The COVID-19 pandemic disrupted daily life for nearly every individual on the planet, and its effects are still being felt today. Emerging evidence suggests that pandemic-related policies may have been particularly detrimental to individuals with chronic disabilities such as traumatic brain injury (TBI). For example, many individuals with TBI already find it challenging to participate in community activities because of their disability. “Lockdown” policies during the pandemic could have further limited their opportunity to be engaged in their communities.
Intrigued by this question, MRRI scientists Umesh Venkatesan, PhD, and Amanda Rabinowitz, PhD, worked with a team of investigators from the National TBI Model Systems (TBIMS) to study the effects of the pandemic on societal participation in data from TBIMS enrollees nationwide. Societal participation was self-reported by each participant with TBI over telephone and covered three domains: productive activity (e.g., household chores), social activity (e.g., spending time with friends and family), and community involvement (e.g., dining out). Because of the extensiveness of the TBIMS project, the researchers had access to data from over 7,000 individuals who either reported their participation level in the five years before the pandemic started (before March 2020) or during roughly the first year of the pandemic. The investigators compared participation levels between these two groups of individuals to determine whether there were any changes, and to identify any differences in the demographic or clinical factors that related to participation (e.g., age or disability severity).
The study findings, recently published in Archives of Physical Medicine and Rehabilitation, show that participation levels among TBIMS enrollees were quite stable in the five years leading up to the pandemic, and these levels remained so during the pandemic in two domains: productive activity and social activity. However, community involvement saw a modest, but significant, decrease among people with TBI during the pandemic. These findings are consistent with pandemic-related lockdowns that limited activity outside the home. People often found ways to do things around the house and to stay socially connected (e.g., virtually), but eating out or going to the movies was off limits for many. Furthermore, the study found no differences between time periods in the demographic or clinical factors that were related to participation.
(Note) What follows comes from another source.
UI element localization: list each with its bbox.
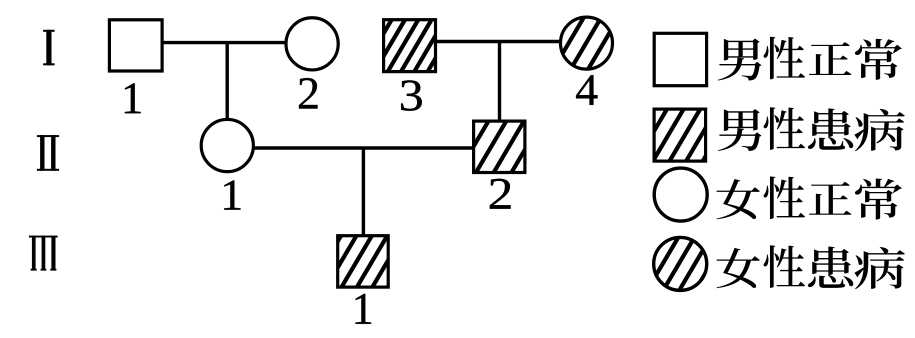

It is encouraging that the pandemic does not appear to have greatly disrupted the societal participation of individuals with TBI. Still, researchers are cautious. The observed reduction in community involvement during the pandemic is important, and it is yet to be determined whether this reduction will affect long-term mental health and overall TBI rehabilitation progress. In other words, even if the pandemic placed similar restrictions on everyone, the personal consequences may be especially high for people living with chronic disabilities like TBI.
The study findings are a starting point for what may be a series of studies examining the pandemic’s effects on the lives of people with TBI. In fact, a companion study with which Drs. Venkatesan and Rabinowitz were also involved, examined mental health symptoms among people with TBI before and during the pandemic. That study arrived at many of the same conclusions as described above. Over time, TBIMS researchers will be able to gather and analyze data from before to during and after the pandemic, and from the same individuals at different points in their recovery, providing a more complete picture of health trajectories throughout the course of this remarkable time in our history. Ultimately, if researchers can characterize how the pandemic’s effects manifest in the individual lives of people with TBI, clinicians will be better able to anticipate, evaluate, and target treatment needs.